THE UK is broken, part 356789437 on 08:17 - May 18 by BanksterDebtSlave

Lol, it's almost as if institutions throughout Europe (by which I include the UK) have been pushing just in time globalism in a blind quest for short term wealth extraction! Now who would possibly vote for, and thus consent to, institutions that prioritise that?


Spot on.

The prime reason IMHO to expand the EU (and for avoidance of doubt, I'm a Europhile) was to get to privatise the nationalised energy industries, and just like dear old Maggie had done in the 90s, make a lot of people very rich at the same time.

However privatisation of essential services can only work with a tough regulator, and the regulators in the UK are toothless.
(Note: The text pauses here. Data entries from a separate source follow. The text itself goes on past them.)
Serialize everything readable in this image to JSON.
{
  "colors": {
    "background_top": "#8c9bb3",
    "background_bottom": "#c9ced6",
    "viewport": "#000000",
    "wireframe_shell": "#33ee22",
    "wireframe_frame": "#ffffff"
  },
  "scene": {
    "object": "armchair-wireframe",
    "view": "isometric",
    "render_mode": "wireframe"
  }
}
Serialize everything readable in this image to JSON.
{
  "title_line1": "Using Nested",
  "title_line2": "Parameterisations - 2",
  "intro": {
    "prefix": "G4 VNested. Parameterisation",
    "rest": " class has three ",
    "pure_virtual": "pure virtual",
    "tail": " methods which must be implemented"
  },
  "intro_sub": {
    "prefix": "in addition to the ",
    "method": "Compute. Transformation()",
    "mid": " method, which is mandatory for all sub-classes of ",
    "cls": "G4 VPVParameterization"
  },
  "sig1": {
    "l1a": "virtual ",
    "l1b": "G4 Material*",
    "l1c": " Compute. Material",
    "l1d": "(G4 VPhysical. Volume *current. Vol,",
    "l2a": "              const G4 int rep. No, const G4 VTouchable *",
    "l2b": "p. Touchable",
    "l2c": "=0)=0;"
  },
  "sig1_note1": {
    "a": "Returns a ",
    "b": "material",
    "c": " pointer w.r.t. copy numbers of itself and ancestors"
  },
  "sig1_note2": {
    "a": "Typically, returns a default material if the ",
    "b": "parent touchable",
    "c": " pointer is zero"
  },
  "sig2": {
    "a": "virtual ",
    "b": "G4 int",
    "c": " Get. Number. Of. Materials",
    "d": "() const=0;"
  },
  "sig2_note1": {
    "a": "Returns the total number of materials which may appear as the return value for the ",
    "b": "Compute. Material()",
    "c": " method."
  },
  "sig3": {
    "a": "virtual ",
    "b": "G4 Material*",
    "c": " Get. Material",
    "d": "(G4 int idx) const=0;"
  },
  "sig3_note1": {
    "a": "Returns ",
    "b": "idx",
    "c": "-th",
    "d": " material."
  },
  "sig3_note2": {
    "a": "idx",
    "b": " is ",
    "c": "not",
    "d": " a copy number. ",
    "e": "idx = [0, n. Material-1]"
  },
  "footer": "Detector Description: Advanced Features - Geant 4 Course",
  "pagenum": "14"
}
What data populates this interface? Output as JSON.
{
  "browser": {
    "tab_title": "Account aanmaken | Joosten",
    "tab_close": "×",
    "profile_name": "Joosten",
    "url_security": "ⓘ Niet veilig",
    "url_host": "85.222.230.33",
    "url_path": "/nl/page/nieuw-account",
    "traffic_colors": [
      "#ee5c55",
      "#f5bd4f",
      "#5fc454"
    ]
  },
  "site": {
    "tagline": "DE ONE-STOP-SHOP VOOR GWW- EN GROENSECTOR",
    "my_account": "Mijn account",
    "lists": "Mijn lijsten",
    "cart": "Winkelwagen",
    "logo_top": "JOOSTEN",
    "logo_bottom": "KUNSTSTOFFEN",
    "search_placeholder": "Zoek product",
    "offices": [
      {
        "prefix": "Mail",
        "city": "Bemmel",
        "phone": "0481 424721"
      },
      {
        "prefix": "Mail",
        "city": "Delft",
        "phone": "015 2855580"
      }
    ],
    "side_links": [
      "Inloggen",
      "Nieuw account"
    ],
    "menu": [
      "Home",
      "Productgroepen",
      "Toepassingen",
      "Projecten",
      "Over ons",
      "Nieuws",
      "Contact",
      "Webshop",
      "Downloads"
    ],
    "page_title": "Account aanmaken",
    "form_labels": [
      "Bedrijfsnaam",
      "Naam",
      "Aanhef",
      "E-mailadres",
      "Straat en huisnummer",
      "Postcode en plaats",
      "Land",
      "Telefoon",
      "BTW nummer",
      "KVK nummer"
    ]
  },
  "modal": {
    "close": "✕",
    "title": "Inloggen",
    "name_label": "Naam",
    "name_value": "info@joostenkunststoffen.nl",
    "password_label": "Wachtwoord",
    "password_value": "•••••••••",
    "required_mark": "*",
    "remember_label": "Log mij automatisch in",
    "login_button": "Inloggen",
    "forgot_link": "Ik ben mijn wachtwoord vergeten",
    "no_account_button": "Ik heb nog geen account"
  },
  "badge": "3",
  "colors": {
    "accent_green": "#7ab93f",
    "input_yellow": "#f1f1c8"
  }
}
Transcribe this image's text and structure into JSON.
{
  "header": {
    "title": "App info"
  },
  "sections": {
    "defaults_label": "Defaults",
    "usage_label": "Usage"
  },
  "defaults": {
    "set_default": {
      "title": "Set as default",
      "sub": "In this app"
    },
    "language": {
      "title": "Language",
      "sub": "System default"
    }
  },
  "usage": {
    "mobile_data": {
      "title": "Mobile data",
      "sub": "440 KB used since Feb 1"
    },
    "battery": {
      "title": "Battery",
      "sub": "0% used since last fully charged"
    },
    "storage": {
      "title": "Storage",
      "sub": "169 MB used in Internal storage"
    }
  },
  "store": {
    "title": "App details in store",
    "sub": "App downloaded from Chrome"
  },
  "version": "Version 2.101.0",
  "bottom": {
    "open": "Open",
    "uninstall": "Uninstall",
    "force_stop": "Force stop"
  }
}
I heard the Energy regulator on the radio yesterday going that "no one could foresee the current situation" and I wanted to scream. When supply of a product is outside of your control, of course you need to war-game scenarios where that supply is interrupted. Things happen, always, and to blindly assume that tomorrow is going to be like today is madness.

However all we see whether its energy companies or banks, it's "heads I win, tails you lose". All the benefits of a private company - able to take out as much as is legal - then when things fail, the Government steps in and we all ultimately pay the price. It's a rigged system, and heads need to go on poles as a result...no chance of that, sadly.